John had been dizzy with the scent of the smoke and the sudden warmth and darkness of the hut but suddenly he snapped awake, wide awake, as if someone had slapped his face. He strained his ears and his comprehension to grasp the quick exchange of advice, argument and information: the news of an isolated farmhouse here, a newly built fort with cannon further down the river. He realized with a sinking heart what he had known all along but had continually pushed to the back of his mind: that Opechancanough and the army of the Powhatan were going to fall upon the people of Jamestown, and upon every white settler everywhere in this country which they had called empty and then proceeded to fill. That if the Powhatan won there would not be a white man, woman or child left alive or out of slavery in Virginia. And if the Powhatan lost there would be a dreadful reckoning to pay.

“And what does our brother, the Eagle, say?” Opechancanough suddenly asked. His beaked harsh face turned toward John, where he sat at the back. The men before him melted away as if Opechancanough’s gaze was a spear thrust pointed at his heart.

“Nothing…” John stammered, the Powhatan language sticking on his tongue. “Nothing… sir.”

“Will they be ready for us? Do they know we have been waiting and planning?”

Miserably John shook his head.

“Did they think us defeated and driven back, forced out of our forests and away from our game trails?”

“I think so,” John said. “But I have not been with the white men for a long time.”

“You will advise us,” Opechancanough ruled. “You will tell us how to avoid the guns and at what time of day we should attack. We will use your knowledge of them to come against them. You agree?”

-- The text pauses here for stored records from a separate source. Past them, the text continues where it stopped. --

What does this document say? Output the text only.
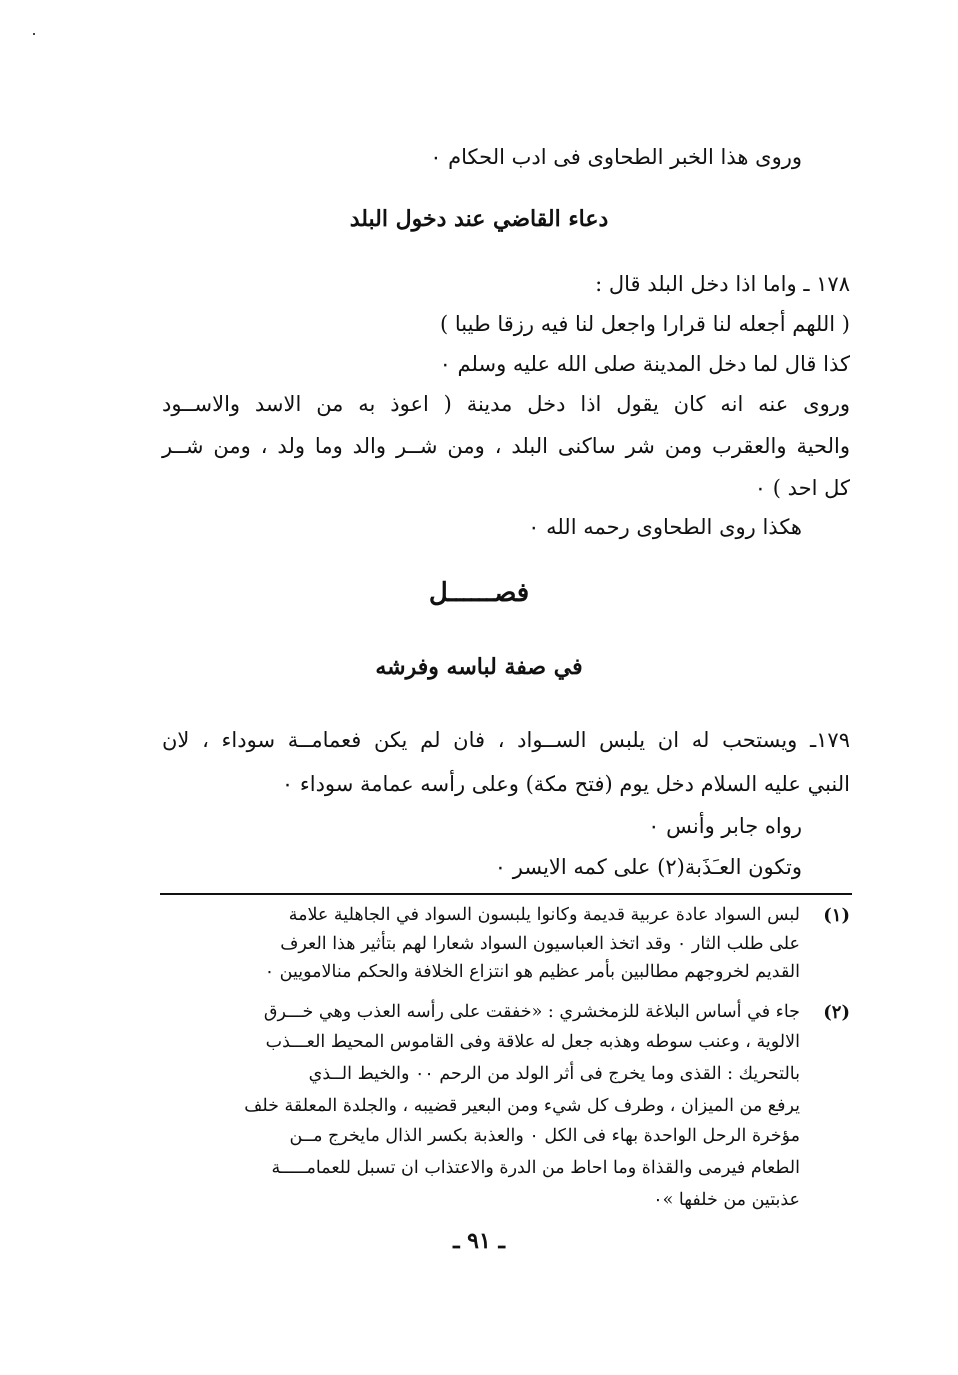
وروى هذا الخبر الطحاوى فى ادب الحكام ٠
دعاء القاضي عند دخول البلد
١٧٨ ـ واما اذا دخل البلد قال :
( اللهم أجعله لنا قرارا واجعل لنا فيه رزقا طيبا )
كذا قال لما دخل المدينة صلى الله عليه وسلم ٠
وروى عنه انه كان يقول اذا دخل مدينة ( اعوذ به من الاسد والاســود
والحية والعقرب ومن شر ساكنى البلد ، ومن شــر والد وما ولد ، ومن شــر
كل احد ) ٠
هكذا روى الطحاوى رحمه الله ٠
فصــــــل
في صفة لباسه وفرشه
١٧٩ـ ويستحب له ان يلبس الســواد ، فان لم يكن فعمامــة سوداء ، لان
النبي عليه السلام دخل يوم (فتح مكة) وعلى رأسه عمامة سوداء ٠
رواه جابر وأنس ٠
وتكون العـَذَبة(٢) على كمه الايسر ٠
(١)
لبس السواد عادة عربية قديمة وكانوا يلبسون السواد في الجاهلية علامة
على طلب الثار ٠ وقد اتخذ العباسيون السواد شعارا لهم بتأثير هذا العرف
القديم لخروجهم مطالبين بأمر عظيم هو انتزاع الخلافة والحكم منالامويين ٠
(٢)
جاء في أساس البلاغة للزمخشري : «خفقت على رأسه العذب وهي خـــرق
الالوية ، وعنب سوطه وهذبه جعل له علاقة وفى القاموس المحيط العـــذب
بالتحريك : القذى وما يخرج فى أثر الولد من الرحم ٠٠ والخيط الــذي
يرفع من الميزان ، وطرف كل شيء ومن البعير قضيبه ، والجلدة المعلقة خلف
مؤخرة الرحل الواحدة بهاء فى الكل ٠ والعذبة بكسر الذال مايخرج مــن
الطعام فيرمى والقذاة وما احاط من الدرة والاعتذاب ان تسبل للعمامـــــة
عذبتين من خلفها »٠
ـ ٩١ ـ
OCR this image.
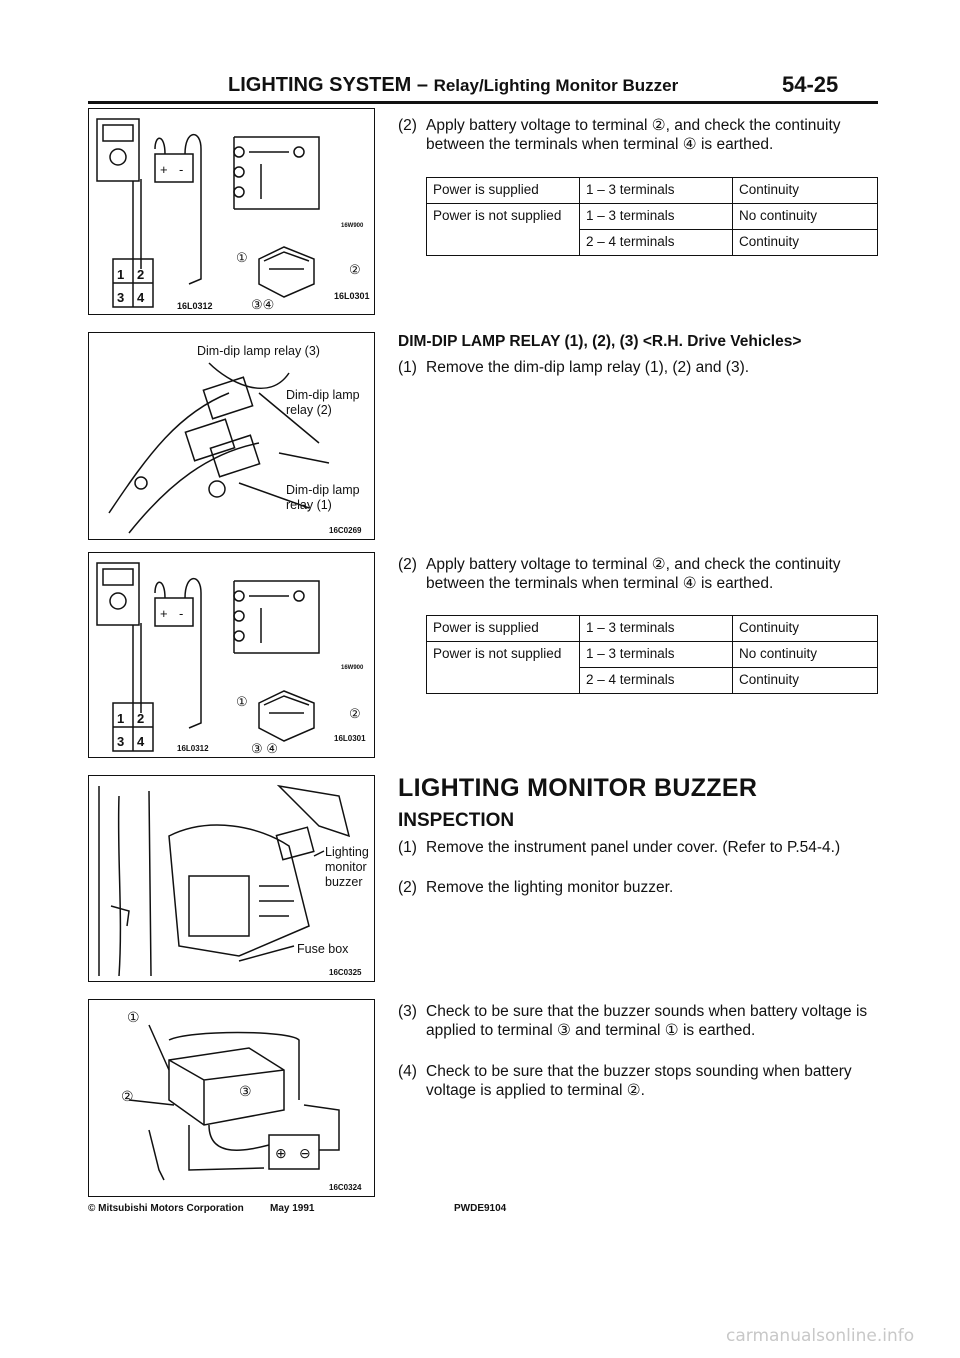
LIGHTING SYSTEM – Relay/Lighting Monitor Buzzer	54-25
+ -
1 2
3 4
①
②
③④
16L0312
16L0301
16W900
Dim-dip lamp relay (3)
Dim-dip lamp
relay (2)
Dim-dip lamp
relay (1)
16C0269
+ -
1 2
3 4
①
②
③ ④
16L0312
16L0301
16W900
Lighting
monitor
buzzer
Fuse box
16C0325
①
②	③
⊕ ⊖
16C0324
(2) Apply battery voltage to terminal ②, and check the continuity between the terminals when terminal ④ is earthed.
Power is supplied	1 – 3 terminals	Continuity
Power is not supplied	1 – 3 terminals	No continuity
	2 – 4 terminals	Continuity
DIM-DIP LAMP RELAY (1), (2), (3) <R.H. Drive Vehicles>
(1) Remove the dim-dip lamp relay (1), (2) and (3).
(2) Apply battery voltage to terminal ②, and check the continuity between the terminals when terminal ④ is earthed.
Power is supplied	1 – 3 terminals	Continuity
Power is not supplied	1 – 3 terminals	No continuity
	2 – 4 terminals	Continuity
LIGHTING MONITOR BUZZER
INSPECTION
(1) Remove the instrument panel under cover. (Refer to P.54-4.)
(2) Remove the lighting monitor buzzer.
(3) Check to be sure that the buzzer sounds when battery voltage is applied to terminal ③ and terminal ① is earthed.
(4) Check to be sure that the buzzer stops sounding when battery voltage is applied to terminal ②.
© Mitsubishi Motors Corporation	May 1991	PWDE9104
carmanualsonline.info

John opened his mouth but no sound came. He was aware of Attone rising to his feet at his side.

“He is struck dumb by the honor,” Attone said smoothly. Out of sight he trod hard on John’s toes.

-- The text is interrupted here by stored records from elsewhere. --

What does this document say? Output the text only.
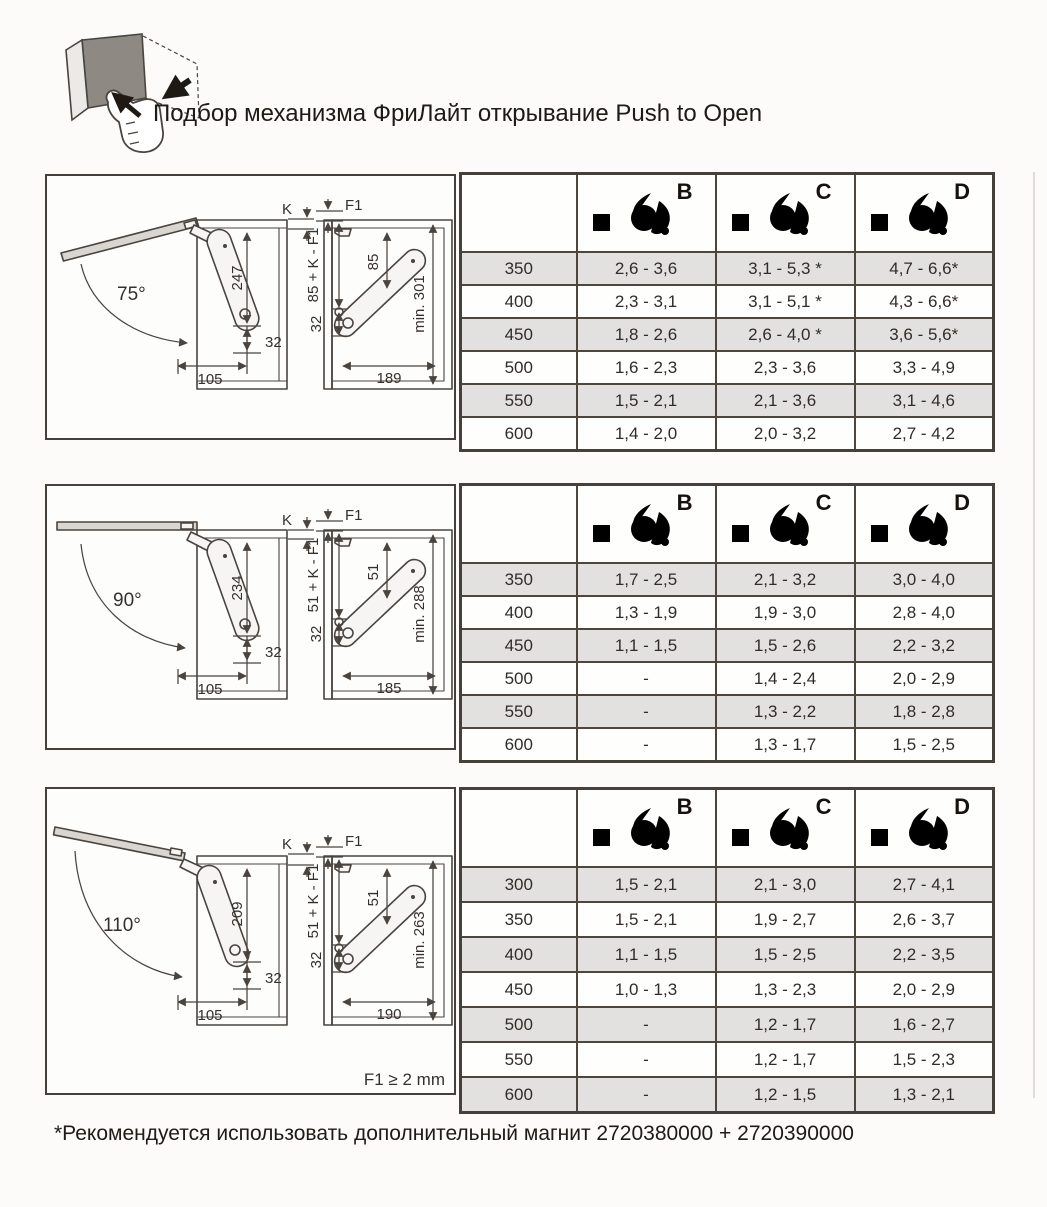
Подбор механизма ФриЛайт открывание Push to Open
75°
247
32
105
K	F1
85 + K - F1	85
32
189
min. 301

	B	C	D

350	2,6 - 3,6	3,1 - 5,3 *	4,7 - 6,6*
400	2,3 - 3,1	3,1 - 5,1 *	4,3 - 6,6*
450	1,8 - 2,6	2,6 - 4,0 *	3,6 - 5,6*
500	1,6 - 2,3	2,3 - 3,6	3,3 - 4,9
550	1,5 - 2,1	2,1 - 3,6	3,1 - 4,6
600	1,4 - 2,0	2,0 - 3,2	2,7 - 4,2
90°	234
32
105
K	F1
51 + K - F1	51
32
185
min. 288

	B	C	D

350	1,7 - 2,5	2,1 - 3,2	3,0 - 4,0
400	1,3 - 1,9	1,9 - 3,0	2,8 - 4,0
450	1,1 - 1,5	1,5 - 2,6	2,2 - 3,2
500	-	1,4 - 2,4	2,0 - 2,9
550	-	1,3 - 2,2	1,8 - 2,8
600	-	1,3 - 1,7	1,5 - 2,5
110°	209
32
105
K	F1
51 + K - F1	51
32
190
min. 263
F1 ≥ 2 mm

	B	C	D

300	1,5 - 2,1	2,1 - 3,0	2,7 - 4,1
350	1,5 - 2,1	1,9 - 2,7	2,6 - 3,7
400	1,1 - 1,5	1,5 - 2,5	2,2 - 3,5
450	1,0 - 1,3	1,3 - 2,3	2,0 - 2,9
500	-	1,2 - 1,7	1,6 - 2,7
550	-	1,2 - 1,7	1,5 - 2,3
600	-	1,2 - 1,5	1,3 - 2,1
*Рекомендуется использовать дополнительный магнит 2720380000 + 2720390000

“Indeed I am,” John said numbly.

“Your hands will be red with English blood,” Opechancanough promised him. His face was serious enough but there was a spark of mischief, that irresistible Powhatan mischief, at the back of his eyes. “That will make you happy, Eagle.”

Spring 1644, England

Alexander Norman did not speak again of marriage to Frances, but he visited the Ark at Lambeth every week. He took Frances out on the river, he bought her a pony and took her riding in the lanes away from Lambeth and out into the country. Frances came back from these expeditions unusually quiet and thoughtful but she never said more to Hester than that her uncle had been very kind and they had talked about everything under the sun, but nothing that she could remember. Hester felt torn. On one hand she felt she should warn Frances against deepening her relationship with her uncle, which could only bring him pain and disappointment; but on the other hand she did not want to prevent her daughter from enjoying a trusting, loving relationship with a good man old enough to be her father.

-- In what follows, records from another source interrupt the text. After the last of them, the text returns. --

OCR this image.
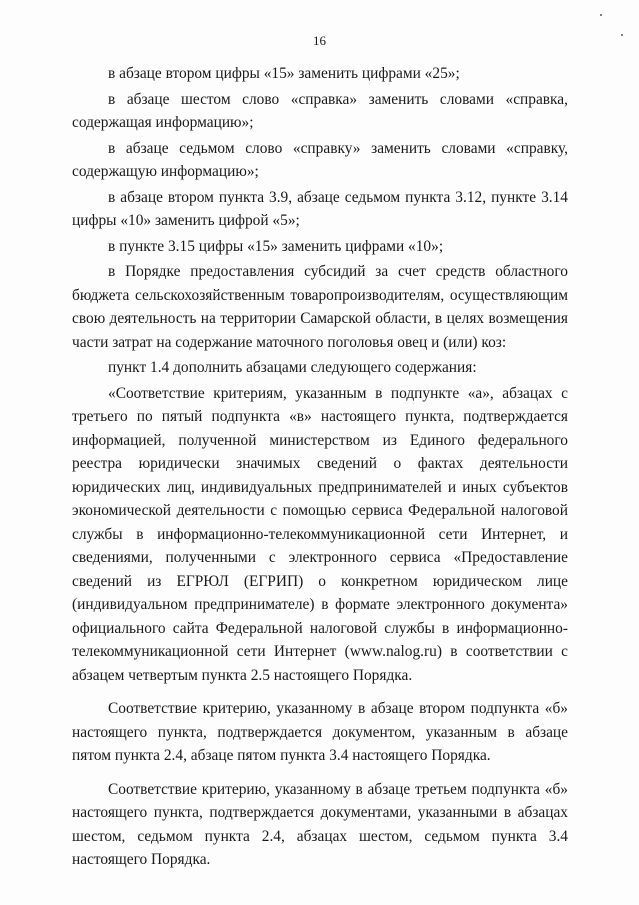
16

в абзаце втором цифры «15» заменить цифрами «25»;

в абзаце шестом слово «справка» заменить словами «справка, содержащая информацию»;

в абзаце седьмом слово «справку» заменить словами «справку, содержащую информацию»;

в абзаце втором пункта 3.9, абзаце седьмом пункта 3.12, пункте 3.14 цифры «10» заменить цифрой «5»;

в пункте 3.15 цифры «15» заменить цифрами «10»;

в Порядке предоставления субсидий за счет средств областного бюджета сельскохозяйственным товаропроизводителям, осуществляющим свою деятельность на территории Самарской области, в целях возмещения части затрат на содержание маточного поголовья овец и (или) коз:

пункт 1.4 дополнить абзацами следующего содержания:

«Соответствие критериям, указанным в подпункте «а», абзацах с третьего по пятый подпункта «в» настоящего пункта, подтверждается информацией, полученной министерством из Единого федерального реестра юридически значимых сведений о фактах деятельности юридических лиц, индивидуальных предпринимателей и иных субъектов экономической деятельности с помощью сервиса Федеральной налоговой службы в информационно-телекоммуникационной сети Интернет, и сведениями, полученными с электронного сервиса «Предоставление сведений из ЕГРЮЛ (ЕГРИП) о конкретном юридическом лице (индивидуальном предпринимателе) в формате электронного документа» официального сайта Федеральной налоговой службы в информационно-телекоммуникационной сети Интернет (www.nalog.ru) в соответствии с абзацем четвертым пункта 2.5 настоящего Порядка.

Соответствие критерию, указанному в абзаце втором подпункта «б» настоящего пункта, подтверждается документом, указанным в абзаце пятом пункта 2.4, абзаце пятом пункта 3.4 настоящего Порядка.

Соответствие критерию, указанному в абзаце третьем подпункта «б» настоящего пункта, подтверждается документами, указанными в абзацах шестом, седьмом пункта 2.4, абзацах шестом, седьмом пункта 3.4 настоящего Порядка.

It must be Alexander who was principally at risk from heartbreak. Frances enjoyed his company, and learned much from him – from horsemanship to politics. Hester trusted Alexander to spend every day with her without one word of courtship, but she wondered how much pleasure he took when Frances looked up at him and said trustingly: “You’ll know about King Henry, won’t you, Uncle Norman? You were a boy when he was on the throne, weren’t you?”

He gave Hester a wry smile over his niece’s brown head. “That would be true if I was a hundred years old now. Do you know nothing of history, Frances?”

She made a face. “Not much. So how old are you, Uncle?”

Hester thought he had to brace himself to answer.

“I am fifty-four,” he said honestly. “And I have seen three monarchs reign; but never times like these.”

Frances looked at him consideringly, her head on one side. “Well you don’t look very old,” she said bluntly. “I never think of you as that old.”